The Mount Vernon Fire Department received a call around 8:45 a.m. on July 21 and quickly responded to the scene with mutual aid from surrounding local agencies, MVFD chief Chad Christopher said.
The fire had started and was successfully contained in the stairwell, according to Christopher, who added that no injuries were reported as all residents safely evacuated the building.
The State Fire Marshal’s office, alongside the Mount Vernon Police Department, is investigating the arson, Christopher said.
“I’m afraid I don’t have much information to share other than the fact that investigators have ruled this as arson and we are asking for individuals who might have any information to contact the State Fire Marshal’s tip line at 800-589-2728,” said Tom Brockman, deputy chief communications officer for Ohio’s Fire Marshall Office.
Christopher noted the last known arson case was in 2017.
According to the State Fire Marshall’s Office,
• 2022: 385 of the 953 fires it investigated in Ohio were ruled arson (40%)
• 2023: 462 of the 937 fires investigated in Ohio were ruled arson (49%)
• As of May 6, 2024: 145 of the 330 fires investigated in Ohio were ruled arson (44%)
Background reading
Safety measures being added
Although the fire caused only minor water and smoke damage, it displaced all the building’s residents. The tenants stayed at a local Super 8 hotel for four days — three of those days paid for by The Red Cross and one by the landlord, Mark Hatfield.
Tenants went back to their apartments July 25, Hatfield said.
Christopher said the Mount Vernon Fire Department tries to inspect every building at least once a year. However, the department doesn’t have past documented fire inspections on the 105 South Gay St. building.
“Each year we try our best to perform fire safety inspections in our businesses, schools, churches, factories and any other high-hazard commercial building,” Christopher said. “In apartment complexes, with I believe more than four apartments, we can perform a fire safety inspection in the common areas, laundry room if they have one, stairwells and hallways.
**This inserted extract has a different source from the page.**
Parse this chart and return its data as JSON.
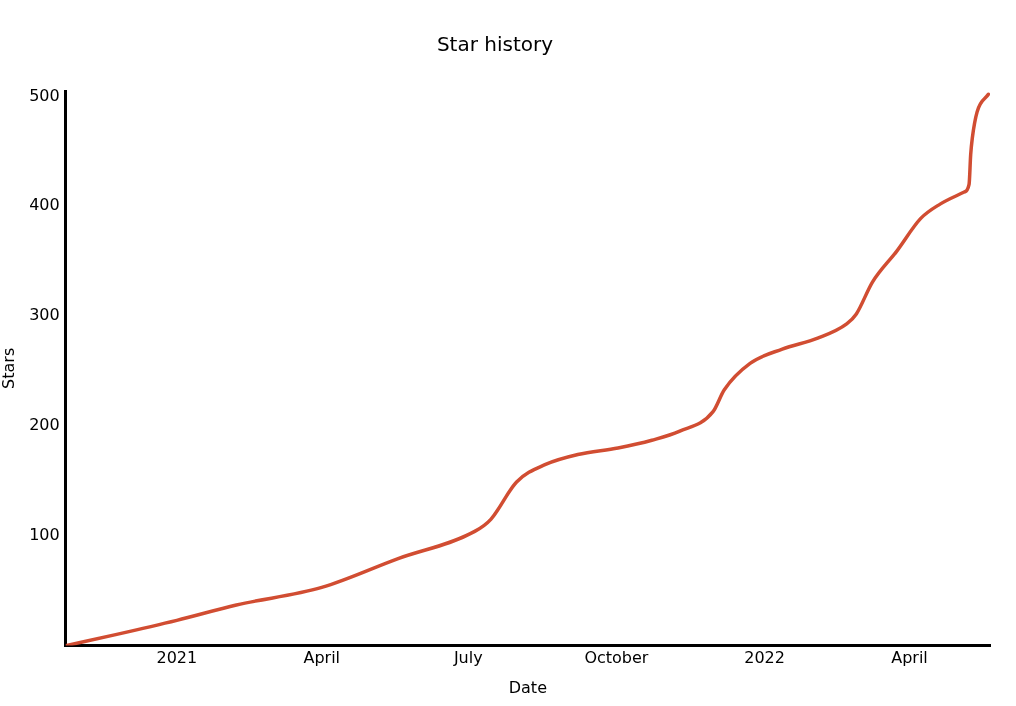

“According to our current records, no past building fire safety inspection had been performed.”
Since the arson, smoke alarms for the hallway and emergency lighting by the front and rear building exits have been added, Hatfield said.
The landlord stated he’s purchasing “security doors” for the front and back building entrances, but didn’t have an estimated completion date as of the end of July.
Hatfield inherited The Terrace after his father purchased the then near-condemned building in the late 70s, he said.
He’s operated the building for roughly 10 to 12 years, he said.
Other incidents
In August 2023, a mattress caught fire at The Terrace, displacing tenants to the Super 8 motel for several days.
Hatfield is working with his insurance company and contractor to bring those two apartments up to the current code before putting them back on the market.
Several tenants said a few weeks ago, a small fire broke out in the second-floor hallway but was quickly suppressed. The origins of this fire are unknown.
Most tenants who spoke with Knox Pages said they don’t feel safe living at The Terrace.
Hatfield said, “At the time I don’t blame them.”
“We got a lot of good tenants there.”
Some tenants have lived there for around 15 to 20 years — tenants Hatfield’s father knew, he said.
“I understand their concerns,” Hatfield said. “The only thing I can say is I do intend to make the building safe.”